Before she signed it into law, US Attorney Jenny Durkan wrote a letter to the governor threatening federal action under the controlled substance law against the governor and any state employee involved in implementing the law. The Cole Memo hadn’t been issued yet. Gregoire buckled and vetoed the bill, which guaranteed that none of the reforms would happen. Jenny Durkan is now the mayor of Seattle. (She is currently a political target of the moron).

That prompted Initiative 502 in 2012 to fully legalize, regulate, and tax marijuana in the state. I-502 had a provision that allowed the medical marijuana program, as weak as it was, to continue. The thinking was that caregivers would get a “502” license to grow, patients wouldn’t have to pay sales tax on their purchases, and dispensaries would get a retail license.

The high costs of retail marijuana under 502 offered no incentive for existing medical caregivers and patients to switch to the new taxed and regulated regime. The legislature attacked this problem by tightening up the medical program wherever they could, but not by just eliminating it. There was a political price to be paid for “taking away medicine from sick people”. Customers in the 502 system migrated to the new way, and dropped their medical authorizations. The medical system is very small nowadays, but still functions here and there, though with very limited legal protection.

To get a medical card in WA one needs a doctor’s recommendation. I asked at my neighborhood pot shop for a reference to such a doctor and was sent to a Naturopathic Doctor in town. My visit cost $140, lasted about 30 minutes, and I found it to be quite informative. She authorized me as a caregiver able to grow 15 plants as well as purchase cannabis without sales tax. It’s easy to find a doctor at festivals and concerts for about $50 and it only takes a few minutes.

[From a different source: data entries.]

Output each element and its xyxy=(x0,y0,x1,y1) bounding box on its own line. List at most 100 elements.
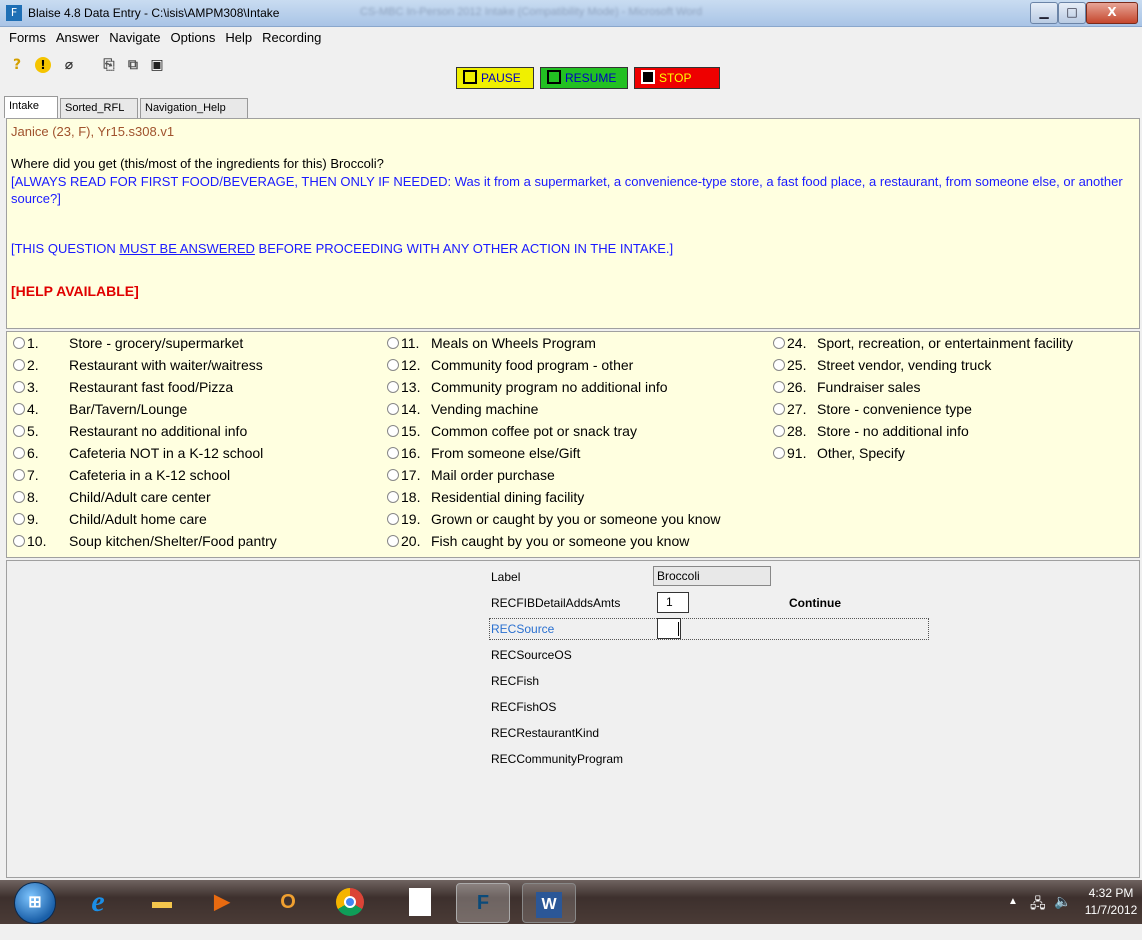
radio-icon[interactable] xyxy=(13,425,25,437)
chrome-icon[interactable] xyxy=(324,883,376,921)
radio-icon[interactable] xyxy=(387,337,399,349)
tab-sorted-rfl[interactable]: Sorted_RFL xyxy=(60,98,138,118)
volume-icon[interactable]: 🔈 xyxy=(1054,893,1071,937)
radio-icon[interactable] xyxy=(13,337,25,349)
answer-option[interactable]: 1. Store - grocery/supermarket xyxy=(13,335,277,357)
taskbar: ⊞ e ▬ ▶ O F W ▲ 🖧 🔈 4:32 PM 11/7/2012 xyxy=(0,880,1142,924)
outlook-icon[interactable]: O xyxy=(262,883,314,921)
internet-explorer-icon[interactable]: e xyxy=(72,883,124,921)
answer-option[interactable]: 10. Soup kitchen/Shelter/Food pantry xyxy=(13,533,277,555)
radio-icon[interactable] xyxy=(13,359,25,371)
answer-option[interactable]: 7. Cafeteria in a K-12 school xyxy=(13,467,277,489)
maximize-button[interactable]: □ xyxy=(1058,2,1086,24)
paperclip-icon[interactable]: ⌀ xyxy=(60,56,78,74)
field-source-input[interactable] xyxy=(657,618,681,639)
answer-option[interactable]: 25. Street vendor, vending truck xyxy=(773,357,1073,379)
copy-icon[interactable]: ⧉ xyxy=(124,56,142,74)
radio-icon[interactable] xyxy=(773,447,785,459)
radio-icon[interactable] xyxy=(13,535,25,547)
answer-option[interactable]: 19. Grown or caught by you or someone you… xyxy=(387,511,721,533)
close-button[interactable]: X xyxy=(1086,2,1138,24)
tray-expand-icon[interactable]: ▲ xyxy=(1008,896,1018,940)
blaise-app-icon[interactable]: F xyxy=(6,5,22,21)
blank-document-icon[interactable] xyxy=(394,883,446,921)
find-icon[interactable]: ⎘ xyxy=(100,56,118,74)
answer-option[interactable]: 12. Community food program - other xyxy=(387,357,721,379)
answer-option[interactable]: 6. Cafeteria NOT in a K-12 school xyxy=(13,445,277,467)
menu-forms[interactable]: Forms xyxy=(4,27,51,48)
tab-intake[interactable]: Intake xyxy=(4,96,58,118)
answer-option[interactable]: 4. Bar/Tavern/Lounge xyxy=(13,401,277,423)
answer-option[interactable]: 26. Fundraiser sales xyxy=(773,379,1073,401)
minimize-button[interactable]: ▁ xyxy=(1030,2,1058,24)
radio-icon[interactable] xyxy=(13,403,25,415)
save-icon[interactable]: ▣ xyxy=(148,56,166,74)
answer-option[interactable]: 16. From someone else/Gift xyxy=(387,445,721,467)
menu-help[interactable]: Help xyxy=(220,27,257,48)
must-answer-underlined[interactable]: MUST BE ANSWERED xyxy=(119,241,255,256)
field-adds-input[interactable]: 1 xyxy=(657,592,689,613)
radio-icon[interactable] xyxy=(773,359,785,371)
question-mark-icon[interactable]: ? xyxy=(8,56,26,74)
radio-icon[interactable] xyxy=(387,403,399,415)
answer-option-number: 6. xyxy=(27,445,39,461)
radio-icon[interactable] xyxy=(387,535,399,547)
answer-option[interactable]: 15. Common coffee pot or snack tray xyxy=(387,423,721,445)
answer-option[interactable]: 13. Community program no additional info xyxy=(387,379,721,401)
answer-option[interactable]: 5. Restaurant no additional info xyxy=(13,423,277,445)
answer-option-number: 26. xyxy=(787,379,807,395)
radio-icon[interactable] xyxy=(773,425,785,437)
file-explorer-icon[interactable]: ▬ xyxy=(136,883,188,921)
answer-option-number: 7. xyxy=(27,467,39,483)
menu-answer[interactable]: Answer xyxy=(51,27,104,48)
start-button[interactable]: ⊞ xyxy=(14,882,56,924)
clock[interactable]: 4:32 PM 11/7/2012 xyxy=(1084,885,1138,919)
pause-label: PAUSE xyxy=(481,71,521,85)
radio-icon[interactable] xyxy=(773,337,785,349)
radio-icon[interactable] xyxy=(387,381,399,393)
answer-option[interactable]: 91. Other, Specify xyxy=(773,445,1073,467)
answer-option[interactable]: 3. Restaurant fast food/Pizza xyxy=(13,379,277,401)
field-list-panel: Label Broccoli RECFIBDetailAddsAmts 1 Co… xyxy=(6,560,1140,878)
answer-option[interactable]: 17. Mail order purchase xyxy=(387,467,721,489)
radio-icon[interactable] xyxy=(13,381,25,393)
answer-option-number: 4. xyxy=(27,401,39,417)
radio-icon[interactable] xyxy=(773,403,785,415)
answer-option[interactable]: 2. Restaurant with waiter/waitress xyxy=(13,357,277,379)
network-icon[interactable]: 🖧 xyxy=(1030,893,1046,937)
radio-icon[interactable] xyxy=(13,447,25,459)
answer-option[interactable]: 28. Store - no additional info xyxy=(773,423,1073,445)
answer-option[interactable]: 20. Fish caught by you or someone you kno… xyxy=(387,533,721,555)
menu-options[interactable]: Options xyxy=(166,27,221,48)
exclamation-icon[interactable]: ! xyxy=(34,56,52,74)
answer-option[interactable]: 14. Vending machine xyxy=(387,401,721,423)
tab-navigation-help[interactable]: Navigation_Help xyxy=(140,98,248,118)
media-player-icon[interactable]: ▶ xyxy=(196,883,248,921)
stop-label: STOP xyxy=(659,71,692,85)
resume-button[interactable]: RESUME xyxy=(540,67,628,89)
radio-icon[interactable] xyxy=(13,469,25,481)
stop-button[interactable]: STOP xyxy=(634,67,720,89)
answer-option-number: 15. xyxy=(401,423,421,439)
radio-icon[interactable] xyxy=(387,359,399,371)
answer-option[interactable]: 11. Meals on Wheels Program xyxy=(387,335,721,357)
radio-icon[interactable] xyxy=(13,513,25,525)
radio-icon[interactable] xyxy=(387,469,399,481)
answer-option[interactable]: 27. Store - convenience type xyxy=(773,401,1073,423)
radio-icon[interactable] xyxy=(387,425,399,437)
radio-icon[interactable] xyxy=(387,447,399,459)
answer-option[interactable]: 9. Child/Adult home care xyxy=(13,511,277,533)
pause-button[interactable]: PAUSE xyxy=(456,67,534,89)
menu-recording[interactable]: Recording xyxy=(257,27,326,48)
blaise-icon[interactable]: F xyxy=(456,883,510,923)
answer-option[interactable]: 24. Sport, recreation, or entertainment f… xyxy=(773,335,1073,357)
radio-icon[interactable] xyxy=(387,491,399,503)
menu-navigate[interactable]: Navigate xyxy=(104,27,165,48)
radio-icon[interactable] xyxy=(13,491,25,503)
radio-icon[interactable] xyxy=(387,513,399,525)
answer-option-label: Residential dining facility xyxy=(431,489,585,505)
word-icon[interactable]: W xyxy=(522,883,576,923)
answer-option[interactable]: 8. Child/Adult care center xyxy=(13,489,277,511)
answer-option[interactable]: 18. Residential dining facility xyxy=(387,489,721,511)
radio-icon[interactable] xyxy=(773,381,785,393)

I went back to the shop with my paperwork and got a card, free except I tipped them $5.

With my card I can:

Purchase up to 3 ounces of cannabis flower at one time. One ounce is the legal standard in WA.

Avoid the 10% sales tax, but must pay the 27% marijuana tax.

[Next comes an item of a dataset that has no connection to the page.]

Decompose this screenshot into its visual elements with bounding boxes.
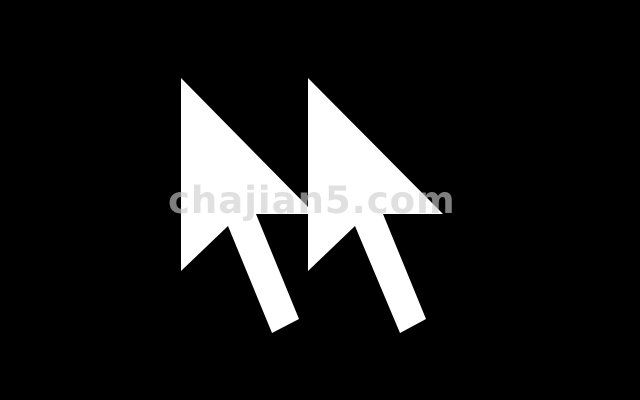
icon-canvas: chajian5.com (0, 0, 640, 400)
watermark-text: chajian5.com (168, 179, 456, 222)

Store 16 ounces in my home.

Grow 15 plants. Homegrowing under 502 in WA is illegal.

Now, the ability to purchase 3 ounces at one time isn’t worth much if you can grab an eighth ounce whenever you want it by taking a 5 minute drive. And I have no idea what I would do with a pound of marijuana as it deteriorates quickly. I have no land, so no place to grow a single plant. I have no patients to reimburse my growing costs even if I had the space.

I have two reasons to have a medical card when I don’t need it. The first is that it is a way to buy rights from the state which gives me more privilege than other people. I think that this is an absurd proposition. Given that the state “sells” certain rights to some and arrests the rest for the same behavior has always been my objection to medical marijuana laws in the first place.

The medical card gives me “standing” to comment on the subject, specifically to law makers and enforcers. Which I do. My goal is to make legal marijuana legal, everyone gets the same rights to grow, process, sell, and consume.